Nova diretriz sobre obesidade orienta avaliação de risco cardiovascular

A nova diretriz brasileira foca na avaliação do risco cardiovascular para pacientes com sobrepeso e obesidade, visando melhorias na saúde pública.

Nova diretriz sobre obesidade orienta avaliação de risco cardiovascular
© Reuters/Brendan McDermid/Proibida reprodução

Uma nova diretriz brasileira estabelece que todos os pacientes adultos com sobrepeso ou obesidade devem passar por uma avaliação da sua condição cardiovascular. Este documento foi elaborado por diversas sociedades, incluindo a Associação Brasileira para o Estudo da Obesidade e da Síndrome Metabólica (Abeso) e a Sociedade Brasileira de Cardiologia (SBC).

A revisão, intitulada Diretriz Brasileira Baseada em Evidências de 2025 para o Manejo da Obesidade e Prevenção de Doenças Cardiovasculares, recomenda que pacientes entre 30 e 79 anos com sobrepeso ou obesidade, que não tenham histórico de doenças cardiovasculares, devem ser avaliados usando o escore Prevent, ferramenta que calcula a probabilidade de infarto, AVC e insuficiência cardíaca nos próximos dez anos.

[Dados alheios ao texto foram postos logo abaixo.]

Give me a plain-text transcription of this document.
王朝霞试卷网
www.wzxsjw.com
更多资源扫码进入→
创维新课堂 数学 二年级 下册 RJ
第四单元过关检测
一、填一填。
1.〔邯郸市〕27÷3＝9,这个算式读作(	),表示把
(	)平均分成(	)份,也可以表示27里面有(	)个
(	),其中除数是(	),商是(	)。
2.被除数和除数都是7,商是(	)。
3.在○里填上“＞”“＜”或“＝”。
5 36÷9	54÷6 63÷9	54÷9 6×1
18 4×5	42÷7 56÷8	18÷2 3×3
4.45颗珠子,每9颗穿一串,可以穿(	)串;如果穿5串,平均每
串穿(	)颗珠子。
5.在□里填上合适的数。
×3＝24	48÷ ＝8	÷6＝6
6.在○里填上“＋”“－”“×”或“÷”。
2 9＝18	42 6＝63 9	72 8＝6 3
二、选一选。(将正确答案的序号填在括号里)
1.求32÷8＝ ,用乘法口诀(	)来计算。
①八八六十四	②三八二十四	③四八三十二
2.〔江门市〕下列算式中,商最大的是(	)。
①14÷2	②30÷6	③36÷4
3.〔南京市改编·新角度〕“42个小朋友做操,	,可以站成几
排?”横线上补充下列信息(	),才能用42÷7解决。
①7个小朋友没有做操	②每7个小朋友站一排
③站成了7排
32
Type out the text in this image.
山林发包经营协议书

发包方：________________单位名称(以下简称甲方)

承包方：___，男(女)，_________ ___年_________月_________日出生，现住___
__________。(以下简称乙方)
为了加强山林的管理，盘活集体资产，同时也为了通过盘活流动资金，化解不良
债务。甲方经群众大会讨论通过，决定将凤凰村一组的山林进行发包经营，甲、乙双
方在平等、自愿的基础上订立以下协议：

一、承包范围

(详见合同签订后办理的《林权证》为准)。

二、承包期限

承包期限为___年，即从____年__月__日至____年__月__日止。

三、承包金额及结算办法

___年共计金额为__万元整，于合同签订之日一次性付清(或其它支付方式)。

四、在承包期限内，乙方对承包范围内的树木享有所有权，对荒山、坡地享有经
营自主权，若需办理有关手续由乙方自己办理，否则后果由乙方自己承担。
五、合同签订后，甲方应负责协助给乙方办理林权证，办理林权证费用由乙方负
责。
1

Categorias de risco cardiovascular

Os profissionais de saúde devem classificar o risco cardiovascular como:

  • Risco Baixo: Pacientes com IMC abaixo de 40 e idade abaixo de 30 anos, sem fatores de risco. Aqueles com 30 anos ou mais e risco calculado abaixo de 5% em 10 anos.
  • Risco Moderado: Pacientes com IMC inferior a 40, sem histórico de eventos cardiovasculares, mas com um ou mais fatores de risco. Também, aqueles com IMC inferior a 40 e risco entre 5% e 20% em dez anos.
  • Risco Alto: Pacientes com doenças cardiovasculares preexistentes ou risco maior que 20% em dez anos, diabetes tipo 2, ou outras condições como doença renal crônica estágio 3b.

Foco em tratamentos eficazes

A diretriz também enfatiza o uso de medicamentos como a liraglutida e a semaglutida, conhecidos como canetas emagrecedoras, para tratar sobrepeso e obesidade. É recomendada a liraglutida para pacientes com risco cardiovascular moderado ou alto, visando a perda de peso e a redução desse risco.

Além disso, a semaglutida é indicada para indivíduos com IMC de 27 ou mais, sem diabetes, que apresentem doença cardiovascular já estabelecida.

As diretrizes visam não apenas tratamento, mas também prevenção, recomendando a perda de peso em pacientes com obesidade que apresentem condições como apneia obstrutiva do sono ou insuficiência cardíaca, melhorando sua qualidade de vida e saúde cardiovascular.